Genome-wide association studies (GWAS) comprise a powerful tool for mapping genes of complex traits. However, an inflation of the test statistic can occur because of population substructure or cryptic relatedness, which could cause spurious associations. If information on a large number of genetic markers is available, adjusting the analysis results by using the method of genomic control (GC) is possible. GC was originally proposed to correct the Cochran-Armitage additive trend test. For non-additive models, correction has been shown to depend on allele frequencies. Therefore, usage of GC is limited to situations where allele frequencies of null markers and candidate markers are matched. In this work, we extended the capabilities of the GC method for non-additive models, which allows us to use null markers with arbitrary allele frequencies for GC. Analytical expressions for the inflation of a test statistic describing its dependency on allele frequency and several population parameters were obtained for recessive, dominant, and over-dominant models of inheritance. We proposed a method to estimate these required population parameters. Furthermore, we suggested a GC method based on approximation of the correction coefficient by a polynomial of allele frequency and described procedures to correct the genotypic (two degrees of freedom) test for cases when the model of inheritance is unknown. Statistical properties of the described methods were investigated using simulated and real data. We demonstrated that all considered methods were effective in controlling type 1 error in the presence of genetic substructure. The proposed GC methods can be applied to statistical tests for GWAS with various models of inheritance. All methods developed and tested in this work were implemented using R language as a part of the GenABEL package.
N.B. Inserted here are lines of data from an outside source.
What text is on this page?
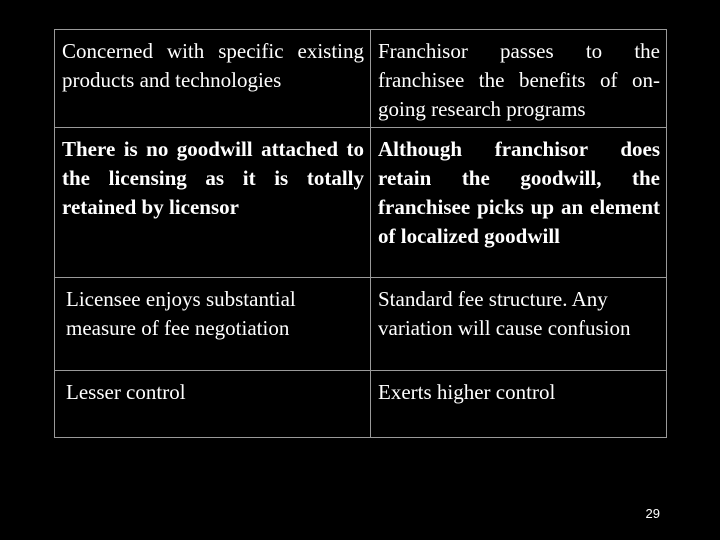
Concerned with specific existing products and technologies	Franchisor passes to the franchisee the benefits of on-going research programs
There is no goodwill attached to the licensing as it is totally retained by licensor	Although franchisor does retain the goodwill, the franchisee picks up an element of localized goodwill
Licensee enjoys substantial measure of fee negotiation	Standard fee structure. Any variation will cause confusion
Lesser control	Exerts higher control
29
全基因组关联研究(GWAS)是定位复杂性状基因的强大工具。然而,由于群体亚结构或隐匿相关性,可能会出现检验统计量膨胀的情况,这可能导致虚假关联。如果有大量遗传标记的信息,就可以使用基因组控制(GC)方法来调整分析结果。GC最初是为校正 Cochr an - Armitage 加性趋势检验而提出的。对于非加性模型,已表明校正取决于等位基因频率。因此,GC的使用仅限于无效标记和候选标记的等位基因频率相匹配的情况。在这项工作中,我们扩展了GC方法在非加性模型中的功能,这使我们能够使用具有任意等位基因频率的无效标记进行GC。针对隐性、显性和超显性遗传模型,获得了描述检验统计量膨胀及其对等位基因频率和几个群体参数依赖性的解析表达式。我们提出了一种估计这些所需群体参数的方法。此外,我们提出了一种基于等位基因频率多项式逼近校正系数的GC方法,并描述了在遗传模型未知时校正基因型(两个自由度)检验的程序。使用模拟数据和实际数据研究了所描述方法的统计特性。我们证明,在存在遗传亚结构的情况下,所有考虑的方法在控制I型错误方面都是有效的。所提出的GC方法可应用于具有各种遗传模型的GWAS统计检验。在这项工作中开发和测试的所有方法都是使用R语言作为GenABEL软件包的一部分实现的。